Do bom senso se diz que toda gente está convencida que o tem em quantidades suficientes. Na realidade, o bom senso (não confundir com senso comum) é uma qualidade muito rara. E isso nota-se especialmente nos que têm responsabilidades decisórias, pois que, tantas vezes, exibem a falta dele, precisamente através das decisões que tomam. Assim, é muito difícil encontrar executivos que tenham bom senso e, por isso, devemos dar-nos por muito satisfeitos quando tal acontece.
A avaliação que faço de Rui Moreira, enquanto presidente da Câmara Municipal do Porto, é a de um presidente com bom senso. Bom senso e amor pela cidade. Pelo menos é isso que tem transparecido da sua gestão camarária. E isso, se não é tudo, anda lá muito perto.
Um bom presidente tem que gostar verdadeiramente do que está a presidir, mais do que gostar de ser presidente. E assim parece Rui Moreira: gosta de ser presidente da Câmara do Porto porque ama o Porto, não porque ama ser presidente de Câmara.
Rui Moreira demonstrou bom senso quando se coligou com Manuel Pizarro, não estando muito preocupado com jogadas partidárias. Demonstrou bom senso quando se juntou às câmaras de Matosinhos e Gaia para efectivar a Frente Atlântica. Rui Moreira mostra bom senso quando aposta no turismo, na cultura e na coesão social como pilares do desenvolvimento urbano.
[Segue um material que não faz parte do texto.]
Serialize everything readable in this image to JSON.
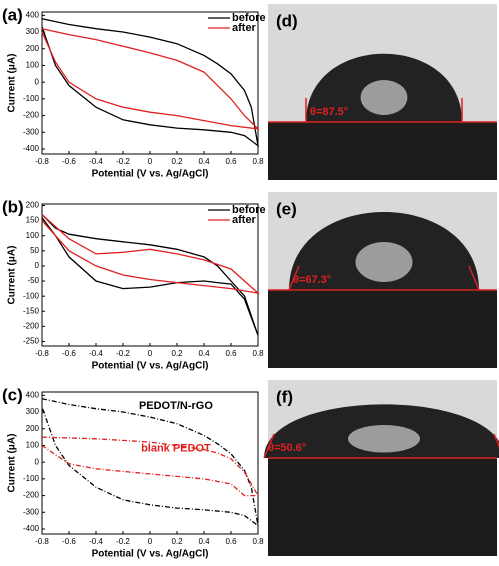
{
  "chart_data": [
    {
      "type": "line",
      "panel_label": "(a)",
      "x_label": "Potential (V vs. Ag/AgCl)",
      "y_label": "Current (μA)",
      "xlim": [
        -0.8,
        0.8
      ],
      "xticks": [
        -0.8,
        -0.6,
        -0.4,
        -0.2,
        0,
        0.2,
        0.4,
        0.6,
        0.8
      ],
      "ylim": [
        -430,
        420
      ],
      "yticks": [
        -400,
        -300,
        -200,
        -100,
        0,
        100,
        200,
        300,
        400
      ],
      "legend": "upper right",
      "series": [
        {
          "name": "before",
          "color": "#000000",
          "line_style": "solid",
          "x": [
            -0.8,
            -0.6,
            -0.4,
            -0.2,
            0,
            0.2,
            0.4,
            0.5,
            0.6,
            0.7,
            0.75,
            0.8,
            0.7,
            0.6,
            0.4,
            0.2,
            0,
            -0.2,
            -0.4,
            -0.6,
            -0.7,
            -0.8
          ],
          "values": [
            380,
            345,
            320,
            300,
            270,
            230,
            160,
            110,
            50,
            -50,
            -150,
            -380,
            -320,
            -300,
            -285,
            -275,
            -255,
            -225,
            -150,
            -20,
            100,
            330
          ]
        },
        {
          "name": "after",
          "color": "#e02020",
          "line_style": "solid",
          "x": [
            -0.8,
            -0.6,
            -0.4,
            -0.2,
            0,
            0.2,
            0.4,
            0.6,
            0.7,
            0.8,
            0.6,
            0.4,
            0.2,
            0,
            -0.2,
            -0.4,
            -0.6,
            -0.7,
            -0.8
          ],
          "values": [
            320,
            285,
            255,
            215,
            175,
            130,
            60,
            -100,
            -200,
            -280,
            -260,
            -230,
            -200,
            -180,
            -150,
            -100,
            0,
            120,
            300
          ]
        }
      ]
    },
    {
      "type": "line",
      "panel_label": "(b)",
      "x_label": "Potential (V vs. Ag/AgCl)",
      "y_label": "Current (μA)",
      "xlim": [
        -0.8,
        0.8
      ],
      "xticks": [
        -0.8,
        -0.6,
        -0.4,
        -0.2,
        0,
        0.2,
        0.4,
        0.6,
        0.8
      ],
      "ylim": [
        -265,
        205
      ],
      "yticks": [
        -250,
        -200,
        -150,
        -100,
        -50,
        0,
        50,
        100,
        150,
        200
      ],
      "legend": "upper right",
      "series": [
        {
          "name": "before",
          "color": "#000000",
          "line_style": "solid",
          "x": [
            -0.8,
            -0.7,
            -0.6,
            -0.4,
            -0.2,
            0,
            0.2,
            0.4,
            0.5,
            0.6,
            0.7,
            0.8,
            0.7,
            0.6,
            0.5,
            0.4,
            0.2,
            0,
            -0.2,
            -0.4,
            -0.6,
            -0.7,
            -0.8
          ],
          "values": [
            170,
            125,
            105,
            90,
            80,
            70,
            55,
            30,
            0,
            -50,
            -100,
            -230,
            -110,
            -60,
            -55,
            -50,
            -55,
            -70,
            -75,
            -50,
            30,
            100,
            160
          ]
        },
        {
          "name": "after",
          "color": "#e02020",
          "line_style": "solid",
          "x": [
            -0.8,
            -0.6,
            -0.4,
            -0.2,
            0,
            0.2,
            0.4,
            0.6,
            0.8,
            0.6,
            0.4,
            0.2,
            0,
            -0.2,
            -0.4,
            -0.6,
            -0.8
          ],
          "values": [
            170,
            90,
            40,
            45,
            55,
            40,
            20,
            -10,
            -90,
            -75,
            -65,
            -55,
            -45,
            -30,
            0,
            50,
            150
          ]
        }
      ]
    },
    {
      "type": "line",
      "panel_label": "(c)",
      "x_label": "Potential (V vs. Ag/AgCl)",
      "y_label": "Current (μA)",
      "xlim": [
        -0.8,
        0.8
      ],
      "xticks": [
        -0.8,
        -0.6,
        -0.4,
        -0.2,
        0,
        0.2,
        0.4,
        0.6,
        0.8
      ],
      "ylim": [
        -430,
        420
      ],
      "yticks": [
        -400,
        -300,
        -200,
        -100,
        0,
        100,
        200,
        300,
        400
      ],
      "annotations": [
        {
          "text": "PEDOT/N-rGO",
          "color": "#000000"
        },
        {
          "text": "blank PEDOT",
          "color": "#e02020"
        }
      ],
      "series": [
        {
          "color": "#000000",
          "line_style": "dashdot",
          "x": [
            -0.8,
            -0.6,
            -0.4,
            -0.2,
            0,
            0.2,
            0.4,
            0.5,
            0.6,
            0.7,
            0.75,
            0.8,
            0.7,
            0.6,
            0.4,
            0.2,
            0,
            -0.2,
            -0.4,
            -0.6,
            -0.7,
            -0.8
          ],
          "values": [
            380,
            345,
            320,
            300,
            270,
            230,
            160,
            110,
            50,
            -50,
            -150,
            -380,
            -320,
            -300,
            -285,
            -275,
            -255,
            -225,
            -150,
            -20,
            100,
            330
          ]
        },
        {
          "color": "#e02020",
          "line_style": "dashdot",
          "x": [
            -0.8,
            -0.6,
            -0.4,
            -0.2,
            0,
            0.2,
            0.4,
            0.5,
            0.6,
            0.7,
            0.8,
            0.7,
            0.6,
            0.4,
            0.2,
            0,
            -0.2,
            -0.4,
            -0.6,
            -0.8
          ],
          "values": [
            150,
            145,
            140,
            130,
            120,
            100,
            75,
            55,
            20,
            -60,
            -200,
            -200,
            -130,
            -100,
            -85,
            -70,
            -55,
            -40,
            -10,
            100
          ]
        }
      ]
    }
  ],
  "images": [
    {
      "label": "(d)",
      "angle": "θ=87.5°"
    },
    {
      "label": "(e)",
      "angle": "θ=67.3°"
    },
    {
      "label": "(f)",
      "angle": "θ=50.6°"
    }
  ]
}
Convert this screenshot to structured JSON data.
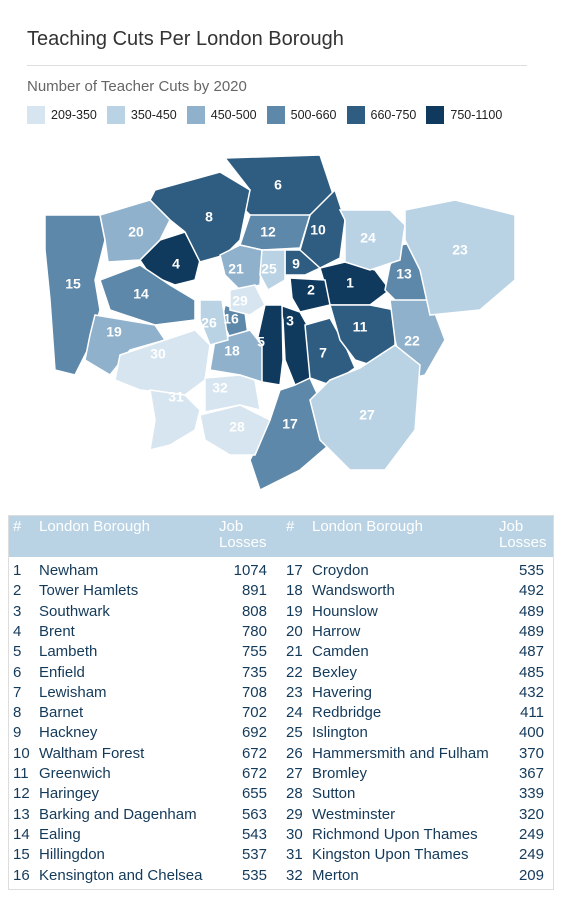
{
  "header": {
    "title": "Teaching Cuts Per London Borough",
    "subtitle": "Number of Teacher Cuts by 2020"
  },
  "legend": [
    {
      "label": "209-350",
      "color": "#d6e5ef"
    },
    {
      "label": "350-450",
      "color": "#b9d3e5"
    },
    {
      "label": "450-500",
      "color": "#8fb1cc"
    },
    {
      "label": "500-660",
      "color": "#5e88a9"
    },
    {
      "label": "660-750",
      "color": "#2f5d81"
    },
    {
      "label": "750-1100",
      "color": "#0f3a5e"
    }
  ],
  "table": {
    "columns": [
      "#",
      "London Borough",
      "Job Losses"
    ],
    "rows": [
      [
        1,
        "Newham",
        1074
      ],
      [
        2,
        "Tower Hamlets",
        891
      ],
      [
        3,
        "Southwark",
        808
      ],
      [
        4,
        "Brent",
        780
      ],
      [
        5,
        "Lambeth",
        755
      ],
      [
        6,
        "Enfield",
        735
      ],
      [
        7,
        "Lewisham",
        708
      ],
      [
        8,
        "Barnet",
        702
      ],
      [
        9,
        "Hackney",
        692
      ],
      [
        10,
        "Waltham Forest",
        672
      ],
      [
        11,
        "Greenwich",
        672
      ],
      [
        12,
        "Haringey",
        655
      ],
      [
        13,
        "Barking and Dagenham",
        563
      ],
      [
        14,
        "Ealing",
        543
      ],
      [
        15,
        "Hillingdon",
        537
      ],
      [
        16,
        "Kensington and Chelsea",
        535
      ],
      [
        17,
        "Croydon",
        535
      ],
      [
        18,
        "Wandsworth",
        492
      ],
      [
        19,
        "Hounslow",
        489
      ],
      [
        20,
        "Harrow",
        489
      ],
      [
        21,
        "Camden",
        487
      ],
      [
        22,
        "Bexley",
        485
      ],
      [
        23,
        "Havering",
        432
      ],
      [
        24,
        "Redbridge",
        411
      ],
      [
        25,
        "Islington",
        400
      ],
      [
        26,
        "Hammersmith and Fulham",
        370
      ],
      [
        27,
        "Bromley",
        367
      ],
      [
        28,
        "Sutton",
        339
      ],
      [
        29,
        "Westminster",
        320
      ],
      [
        30,
        "Richmond Upon Thames",
        249
      ],
      [
        31,
        "Kingston Upon Thames",
        249
      ],
      [
        32,
        "Merton",
        209
      ]
    ]
  }
}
E é um presidente que não faz muito barulho, a não ser para projectar o nome da cidade ou reclamar a autonomia e igual tratamento face às tendências centralistas que Portugal exibe desde tempos imemoriais.
Rui Moreira tem aproveitado coisas boas que Rui Rio deixou (bairros sociais e contas equilibradas) mas promove um dinamismo cultural, turístico e simbólico que fazia falta.
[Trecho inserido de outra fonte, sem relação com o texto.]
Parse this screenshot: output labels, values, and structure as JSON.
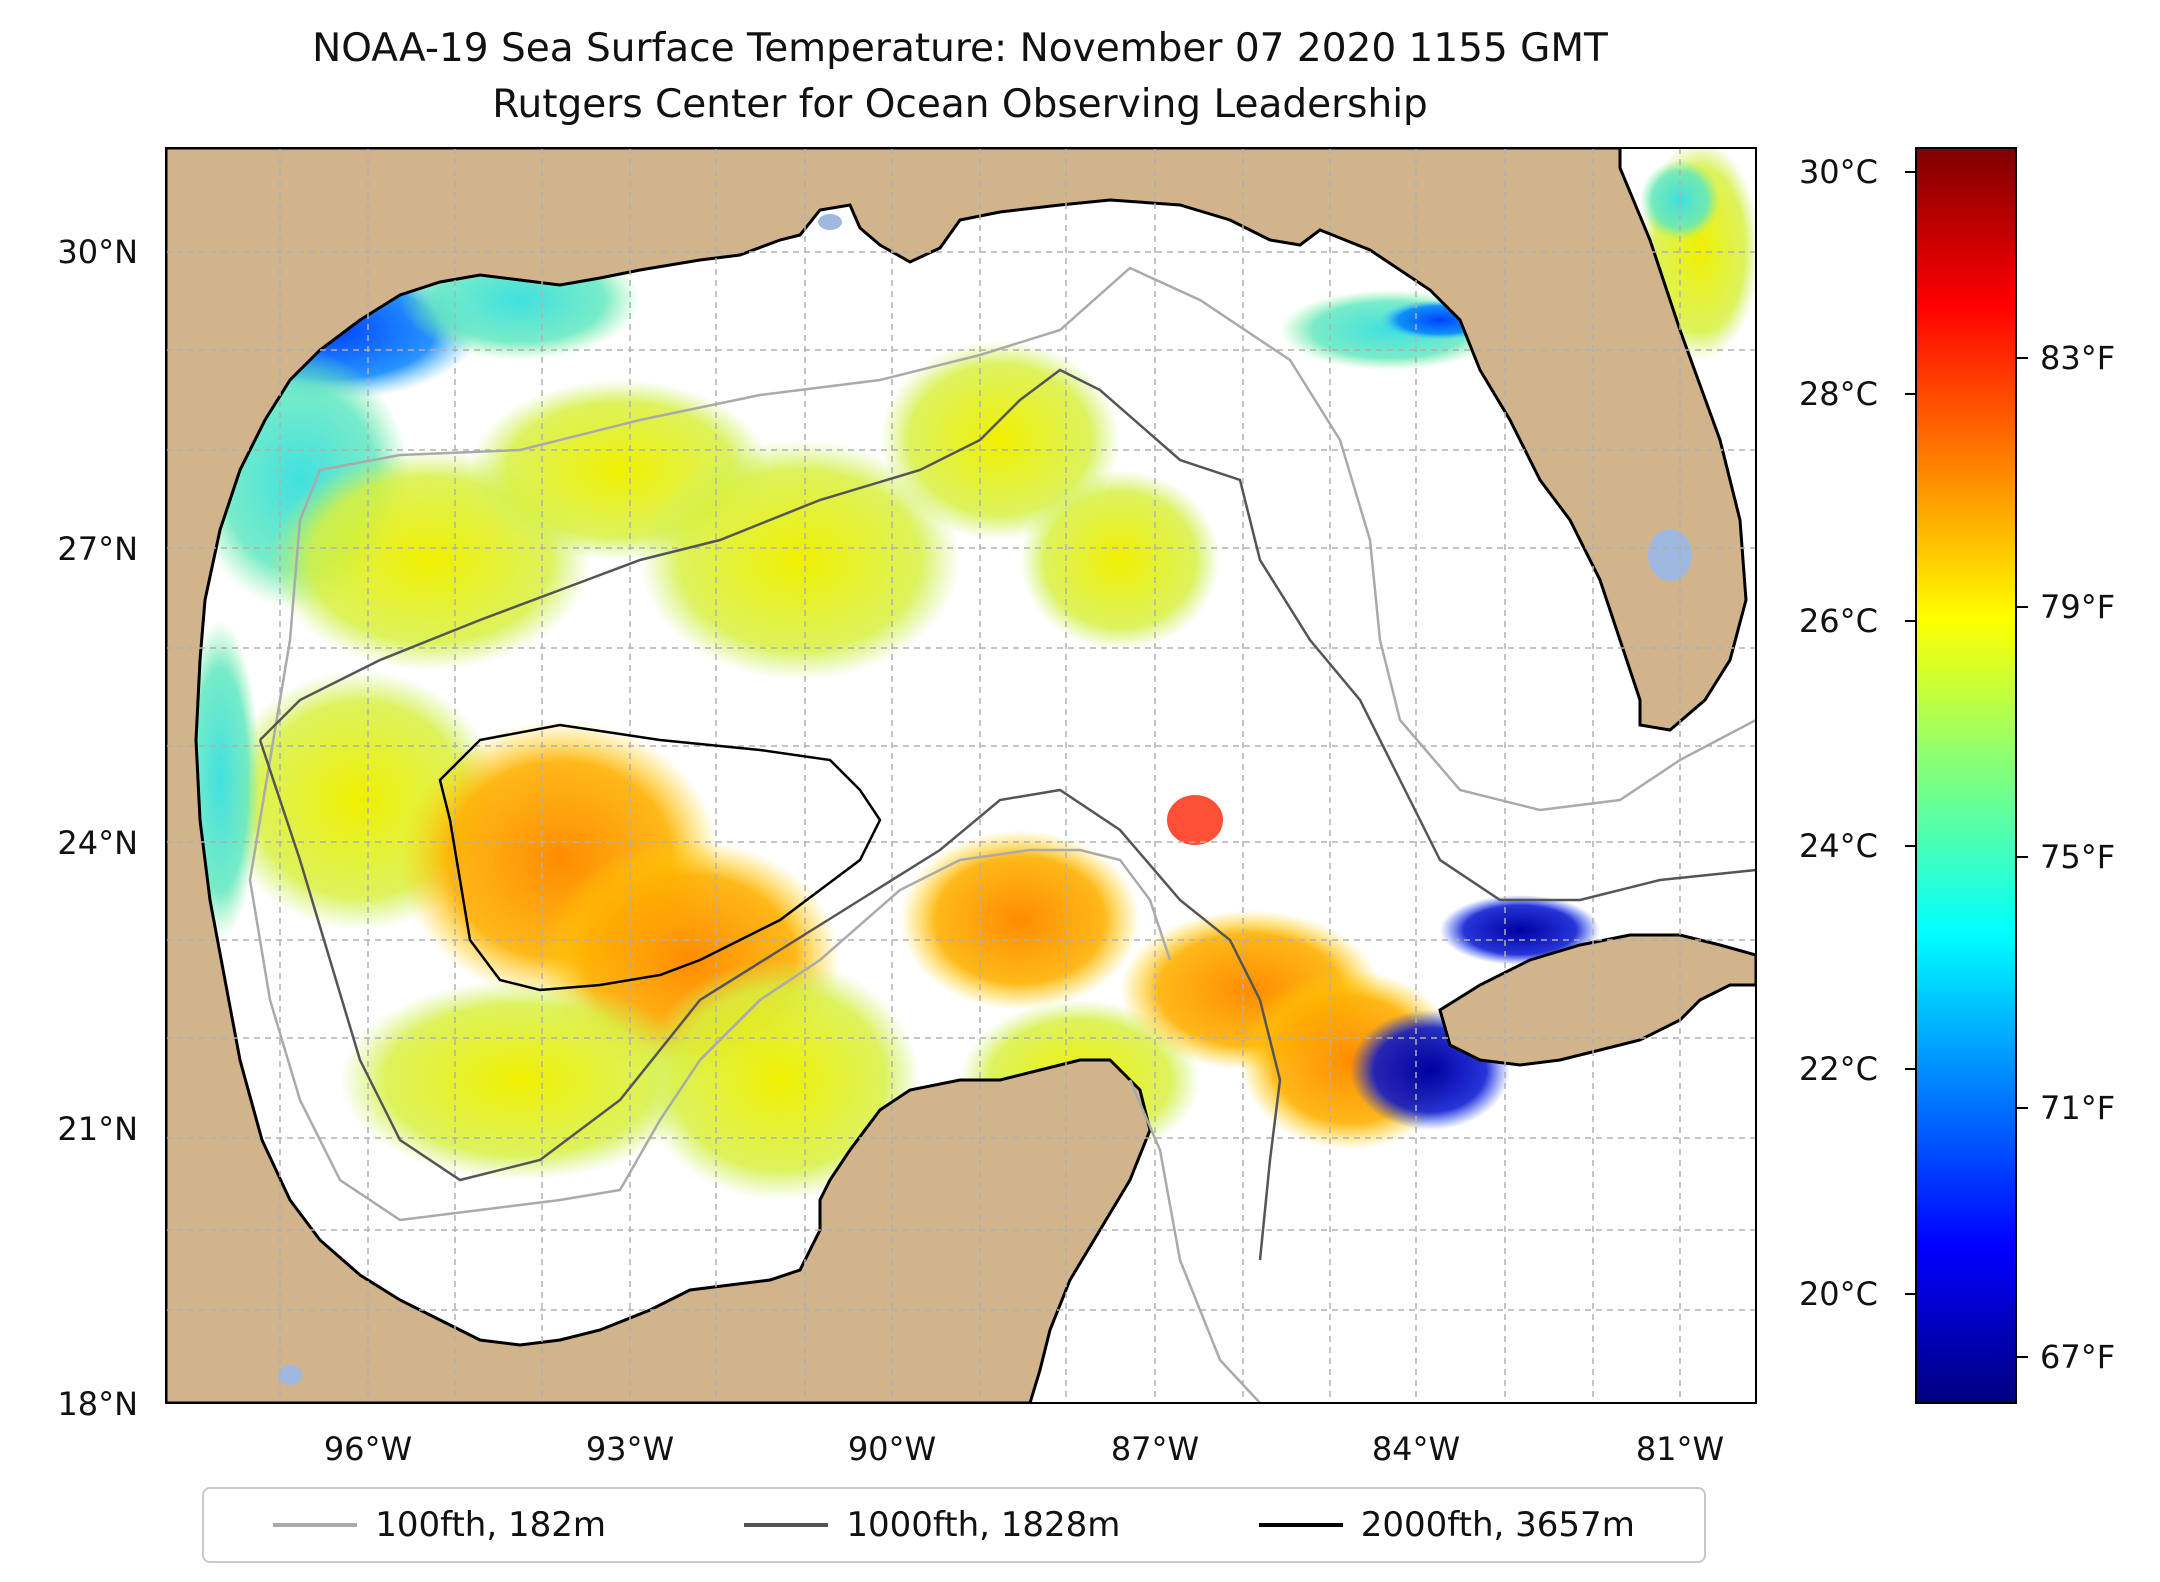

Rui Moreira é um presidente tranquilo mas assertivo. Regionalista mas não provinciano. E parece gostar muito do Porto. Mais do que do FC do Porto (mas não tem que pedir desculpa por ser adepto daquele que é o maior clube, e uma verdadeira bandeira, da cidade). Mais do que do poder. Mais do que de um qualquer partido ou ideologia. Não me entendam mal: todos nós temos ideologia e Rui Moreira tem a sua. E a ideologia é fundamental em política. Porém, sem bom senso e sem honestidade as ideologias não passam de meros "slogans" para “inglês ver”. Um democrata-cristão corrupto e um socialista corrupto estão muito mais próximos do que dois comunistas entre si, se um for corrupto e o outro honesto. Isto é, a honestidade e o bom senso são os alicerces sobre os quais temos que sustentar as ideologias.
Rui Moreira encaixa bem com esta cidade. É que foram os tripeiros os primeiros a dar lições de bom senso com as suas votações camarárias, demonstrando que separam muito bem o futebol da política, que preferem o amor pela cidade a uma qualquer filiação partidária e que não aceitam presidentes arrivistas ou que vêem na Câmara Municipal apenas uma segunda escolha na sua carreira política.
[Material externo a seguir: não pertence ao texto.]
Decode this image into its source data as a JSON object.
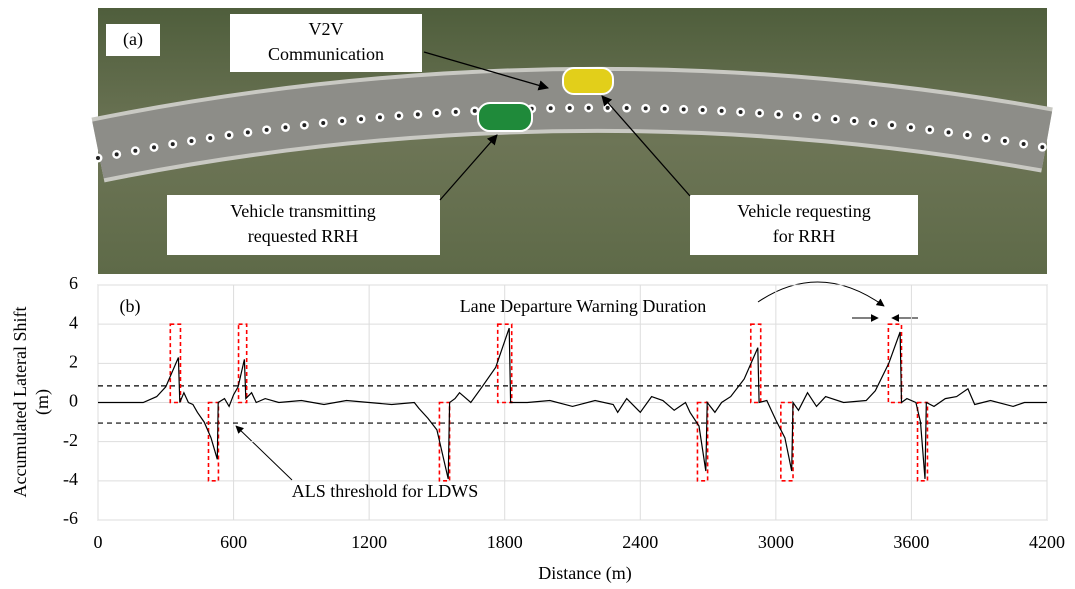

Rui Moreira ainda tem muitos desafios pela frente: ilhas e bairros pobres para recuperar, trânsito para aliviar, crescimento económico e empresarial da cidade para potenciar, o centro da cidade para revitalizar habitacionalmente, populações jovens para fixar, empregos qualificados a criar. Só no final do seu mandato se poderá fazer uma avaliação mais rigorosa do seu desempenho e do que trouxe de novo à cidade. Mas confesso que sinto uma espécie de alívio, uma espécie de satisfação tranquila, ao ver que a Câmara do Porto está a ser gerida com um bom senso e ponderação raros em Portugal, que só falta é transpor para outras Câmaras e para a governação da nação.